Lisa Balavoine a fait son entrée dans la collection blanche des éditions Gallimard avec Ceux qui s’aiment se laissent partir, son troisième roman paru en mai 2022. Un livre dans lequel elle convoque les souvenirs de sa relation avec sa mère, dont la mort est annoncée dès les premières lignes. La mémoire est parcellaire ; c’est par touches impressionnistes que le passé revit.

"Tu es une jeune femme divorcée au début des années quatre-vingt.
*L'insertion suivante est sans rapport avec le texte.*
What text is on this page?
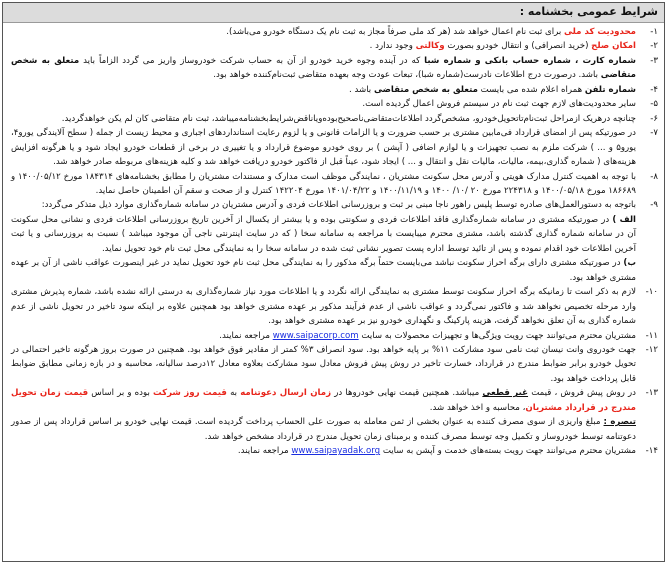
شرایط عمومی بخشنامه :

۱-
محدودیت کد ملی برای ثبت نام اعمال خواهد شد (هر کد ملی صرفاً مجاز به ثبت نام یک دستگاه خودرو می‌باشد).

۲-
امکان صلح (خرید انصرافی) و انتقال خودرو بصورت وکالتی وجود ندارد .

۳-
شماره کارت ، شماره حساب بانکی و شماره شبا که در آینده وجوه خرید خودرو از آن به حساب شرکت خودروساز واریز می گردد الزاماً باید متعلق به شخص متقاضی باشد. درصورت درج اطلاعات نادرست(شماره شبا)، تبعات عودت وجه بعهده متقاضی ثبت‌نام‌کننده خواهد بود.

۴-
شماره تلفن همراه اعلام شده می بایست متعلق به شخص متقاضی باشد .

۵-
سایر محدودیت‌های لازم جهت ثبت نام در سیستم فروش اعمال گردیده است.

۶-
چنانچه درهریک ازمراحل ثبت‌نام‌تاتحویل‌خودرو، مشخص‌گردد اطلاعات‌متقاضی‌ناصحیح‌بوده‌ویاناقض‌شرایط‌بخشنامه‌میباشد، ثبت نام متقاضی کان لم یکن خواهدگردید.

۷-
در صورتیکه پس از امضای قرارداد فی‌مابین مشتری بر حسب ضرورت و یا الزامات قانونی و یا لزوم رعایت استانداردهای اجباری و محیط زیست از جمله ( سطح آلایندگی یورو۴، یورو۵ و ... ) شرکت ملزم به نصب تجهیزات و یا لوازم اضافی ( آپشن ) بر روی خودرو موضوع قرارداد و یا تغییری در برخی از قطعات خودرو ایجاد شود و یا هرگونه افزایش هزینه‌های ( شماره گذاری،بیمه، مالیات، مالیات نقل و انتقال و ... ) ایجاد شود، عیناً قبل از فاکتور خودرو دریافت خواهد شد و کلیه هزینه‌های مربوطه صادر خواهد شد.

۸-
با توجه به اهمیت کنترل مدارک هویتی و آدرس محل سکونت مشتریان ، نمایندگی موظف است مدارک و مستندات مشتریان را مطابق بخشنامه‌های ۱۸۴۳۱۴ مورخ ۱۴۰۰/۰۵/۱۲ و ۱۸۶۶۸۹ مورخ ۱۴۰۰/۰۵/۱۸ و ۲۲۴۳۱۸ مورخ ۲۰ /۱۰/ ۱۴۰۰ و ۱۴۰۰/۱۱/۱۹ و ۱۴۰۱/۰۴/۲۲ مورخ ۱۴۲۲۰۴ کنترل و از صحت و سقم آن اطمینان حاصل نماید.

۹-

باتوجه به دستورالعمل‌های صادره توسط پلیس راهور ناجا مبنی بر ثبت و بروزرسانی اطلاعات فردی و آدرس مشتریان در سامانه شماره‌گذاری موارد ذیل متذکر می‌گردد:

الف ) در صورتیکه مشتری در سامانه شماره‌گذاری فاقد اطلاعات فردی و سکونتی بوده و یا بیشتر از یکسال از آخرین تاریخ بروزرسانی اطلاعات فردی و نشانی محل سکونت آن در سامانه شماره گذاری گذشته باشد، مشتری محترم میبایست با مراجعه به سامانه سخا ( که در سایت اینترنتی ناجی آن موجود میباشد ) نسبت به بروزرسانی و یا ثبت آخرین اطلاعات خود اقدام نموده و پس از تائید توسط اداره پست تصویر نشانی ثبت شده در سامانه سخا را به نمایندگی محل ثبت نام خود تحویل نماید.

ب) در صورتیکه مشتری دارای برگه احراز سکونت نباشد می‌بایست حتماً برگه مذکور را به نمایندگی محل ثبت نام خود تحویل نماید در غیر اینصورت عواقب ناشی از آن بر عهده مشتری خواهد بود.

۱۰-
لازم به ذکر است تا زمانیکه برگه احراز سکونت توسط مشتری به نمایندگی ارائه نگردد و یا اطلاعات مورد نیاز شماره‌گذاری به درستی ارائه نشده باشد، شماره پذیرش مشتری وارد مرحله تخصیص نخواهد شد و فاکتور نمی‌گردد و عواقب ناشی از عدم فرآیند مذکور بر عهده مشتری خواهد بود همچنین علاوه بر اینکه سود تاخیر در تحویل ناشی از عدم شماره گذاری به آن تعلق نخواهد گرفت، هزینه پارکینگ و نگهداری خودرو نیز بر عهده مشتری خواهد بود.

۱۱-
مشتریان محترم می‌توانند جهت رویت ویژگی‌ها و تجهیزات محصولات به سایت www.saipacorp.com مراجعه نمایند.

۱۲-
جهت خودروی وانت نیسان ثبت نامی سود مشارکت ۱۱% بر پایه خواهد بود. سود انصراف ۳% کمتر از مقادیر فوق خواهد بود. همچنین در صورت بروز هرگونه تاخیر احتمالی در تحویل خودرو برابر ضوابط مندرج در قرارداد، خسارت تاخیر در روش پیش فروش معادل سود مشارکت بعلاوه معادل ۱۲درصد سالیانه، محاسبه و در بازه زمانی مطابق ضوابط قابل پرداخت خواهد بود.

۱۳-

در روش پیش فروش ، قیمت غیر قطعی میباشد. همچنین قیمت نهایی خودروها در زمان ارسال دعوتنامه به قیمت روز شرکت بوده و بر اساس قیمت زمان تحویل مندرج در قرارداد مشتریان، محاسبه و اخذ خواهد شد.

تبصره : مبلغ واریزی از سوی مصرف کننده به عنوان بخشی از ثمن معامله به صورت علی الحساب پرداخت گردیده است. قیمت نهایی خودرو بر اساس قرارداد پس از صدور دعوتنامه توسط خودروساز و تکمیل وجه توسط مصرف کننده و برمبنای زمان تحویل مندرج در قرارداد مشخص خواهد شد.

۱۴-
مشتریان محترم می‌توانند جهت رویت بسته‌های خدمت و آپشن به سایت www.saipayadak.org مراجعه نمایند.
À vingt-cinq ans, tu as tout plaqué sur un coup de tête, ton mari, la maison à la campagne que vous veniez d’acheter, tes premiers rêves et tu es partie, emportant une gamine de presque quatre ans dans ta nouvelle vie." C’est la gamine en question qui écrit, une quarantaine d’années plus tard, dédiant à la "mère, follement aimée", un texte qu’elle ne lira jamais.

L’histoire est fusionnelle d’abord, entre l’une et l’autre inséparables. Mais la mère est instable, toujours en quête d’ailleurs, imprévisible, entraînant l’enfant dans un tourbillon sans fin. "C’est l’inquiétude surtout dont je me souviens. Cette sensation de ne jamais être sûre de rien. La peur constante que quelque chose se passe ou, au contraire, que rien ne se produise. C’est l’inquiétude qui se niche dans tout." Les liens se distendent avec les années. La mère perd pied, s’isole, trouve refuge dans l’alcool. La naissance de son autre fille, dix ans de moins que Lisa, ne la délivre pas de ses démons.

 

Le roman s’organise en trois parties. Après le retour sur ses jeunes années, la narratrice évoque sa propre maternité. Trois enfants dont l’aînée est une fille, à laquelle elle s’efforce d’emblée, d’apporter ce qu’elle n’a pas reçu, "pour écrire une histoire nouvelle. Repartir de zéro, inventer un autre commencement, devenir la matrice." Mais nos efforts ne suffisent pas toujours à rendre nos enfants heureux. En grandissant, la fille de Lisa s’enfonce à son tour dans le chagrin. "Parce que les fils de mon enfance brodent un canevas serré avec celle de ma fille. Parce que les portes que j’ai moi-même claquées tant de fois me reviennent en pleine face. Parce qu’il me semble avoir traversé les moments qu’elle traverse. Parce que nous ne trouvons plus les mots pour nous parler. Parce que nous manquons d’air. Parce que la fille que je suis ignore comment être mère."

Les familles sont-elles condamnées à rejouer les mêmes partitions ?  Le roman pose avec justesse cette question qui hante tous les parents cabossés par des enfances ou des parcours de vie difficiles : comment enrayer la mécanique de la répétition ? Comment s’extraire du malheur puisqu’il n’est pas une fatalité ? Dans la dernière partie, Lisa Balavoine revient sur l’impossible deuil, la mort soudaine de la mère qui confisque toute possibilité de réparation entre les deux femmes. Que faire désormais des silences, de la colère, des souvenirs pénibles, de l’incompréhension ? Dans Ceux qui s’aiment se laissent partir, roman intime de 160 pages au style resserré, l’Amiénoise chemine avec la même sincérité que dans ses précédents livres, et semble - peut-être - grâce aux mots, déposer la souffrance liée à son passé.


"J’ai l’impression que tout en moi tourne autour de ça, la disparition, le manque.  Des fantômes nécessaires. C’est à ce moment que je commence à écrire. Je souhaite garder une trace de ce qui n’a jamais été là."